Dynamic scoring estimates the effect of tax changes on key economic factors, such as jobs, wages, investment, federal revenue, and GDP. It is a tool policymakers can use to differentiate between tax changes that look similar using conventional scoring but have vastly different effects on economic growth.
What Is Included in Dynamic Scoring and How Is It Different from Static Scoring?
Dynamic scoring provides important context as to how taxes affect the economy by accounting for a policy’s macroeconomic and behavioral effects. By contrast, conventional (or static) scoring holds the size of the economy constant and doesn’t incorporate feedback. Two tax policies may have the same “conventional” score, but because one changes the incentive to work, save, and invest while the other does not, they can have different dynamic scores.

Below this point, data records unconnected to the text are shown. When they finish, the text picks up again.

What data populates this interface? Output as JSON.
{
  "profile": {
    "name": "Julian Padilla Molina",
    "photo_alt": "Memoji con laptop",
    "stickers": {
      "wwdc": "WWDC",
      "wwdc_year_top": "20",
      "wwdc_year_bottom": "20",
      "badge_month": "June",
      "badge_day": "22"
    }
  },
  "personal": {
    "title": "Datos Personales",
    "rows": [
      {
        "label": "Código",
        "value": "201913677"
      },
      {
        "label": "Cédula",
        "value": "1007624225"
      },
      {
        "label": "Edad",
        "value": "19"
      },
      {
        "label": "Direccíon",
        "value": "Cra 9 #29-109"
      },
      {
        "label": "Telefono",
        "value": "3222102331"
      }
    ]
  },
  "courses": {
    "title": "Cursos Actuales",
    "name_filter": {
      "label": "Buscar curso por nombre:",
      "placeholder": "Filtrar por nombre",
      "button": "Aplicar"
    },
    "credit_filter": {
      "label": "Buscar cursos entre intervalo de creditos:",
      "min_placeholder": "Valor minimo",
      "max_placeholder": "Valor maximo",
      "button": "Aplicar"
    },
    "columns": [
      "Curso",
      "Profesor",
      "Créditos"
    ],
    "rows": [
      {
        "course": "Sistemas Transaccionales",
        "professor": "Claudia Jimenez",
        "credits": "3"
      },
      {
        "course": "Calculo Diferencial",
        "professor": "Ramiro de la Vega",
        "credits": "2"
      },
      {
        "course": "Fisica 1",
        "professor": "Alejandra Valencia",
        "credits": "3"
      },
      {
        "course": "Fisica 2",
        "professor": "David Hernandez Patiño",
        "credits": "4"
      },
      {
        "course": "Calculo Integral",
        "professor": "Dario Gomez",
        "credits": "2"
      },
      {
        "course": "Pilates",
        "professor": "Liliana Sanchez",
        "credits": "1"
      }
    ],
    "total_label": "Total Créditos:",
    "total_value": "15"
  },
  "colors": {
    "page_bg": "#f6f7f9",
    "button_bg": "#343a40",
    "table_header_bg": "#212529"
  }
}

Accounting for these behavioral and macroeconomic changes under dynamic scoring shifts the tax debate past a simple argument over how much revenue we should raise to a more important debate over how we should raise revenue.
How Does Dynamic Scoring Work in Practice?
No two tax changes affect the economy the same way. Using dynamic scoring to measure the economic and revenue effects of different tax policies shows which changes offer the most “bang for your buck,” rather than looking only at the conventional score, which takes a static look at tax changes.
For example, we used the Tax Foundation General Equilibrium Model to compare four tax reductions and one tax increase:
- Making the Tax Cuts and Jobs Act (TCJA) 100 percent bonus depreciation permanent
- Making the TCJA individual provisions permanent
- Increasing the child tax credit (CTC) by $500
- Implementing $10,000 Roth-style universal savings accounts (USAs) for taxpayers making under $200,000
- Implementing a corporate minimum tax such as one proposed by President Joe Biden
Each of these policies has a different effect on individuals’ incentives to work and invest, thus eliciting a different effect on economic growth and incomes. Dynamic scoring helps illustrate the trade-offs among different tax proposals.
For example, we estimate that making the individual provisions permanent would increase long-run economic output by 2.2 percent, but this would reduce long-run federal revenue by $165 billion annually.
On the other hand, permanence for the TCJA 100 percent bonus depreciation would increase economic output by 0.9 percent at a long-run annual cost of $10 billion of revenue.
Proposals such as USAs, a larger child tax credit, or a 1 percentage-point corporate rate reduction are less efficient tax cuts in terms of economic output, while a corporate minimum tax is a less efficient revenue increase.
Dynamic scoring provides lawmakers with more information they can use to understand the effects of tax policies on a complex, multidimensional U.S. economy, whereas conventional scoring simply predicts the increase or decrease in revenue.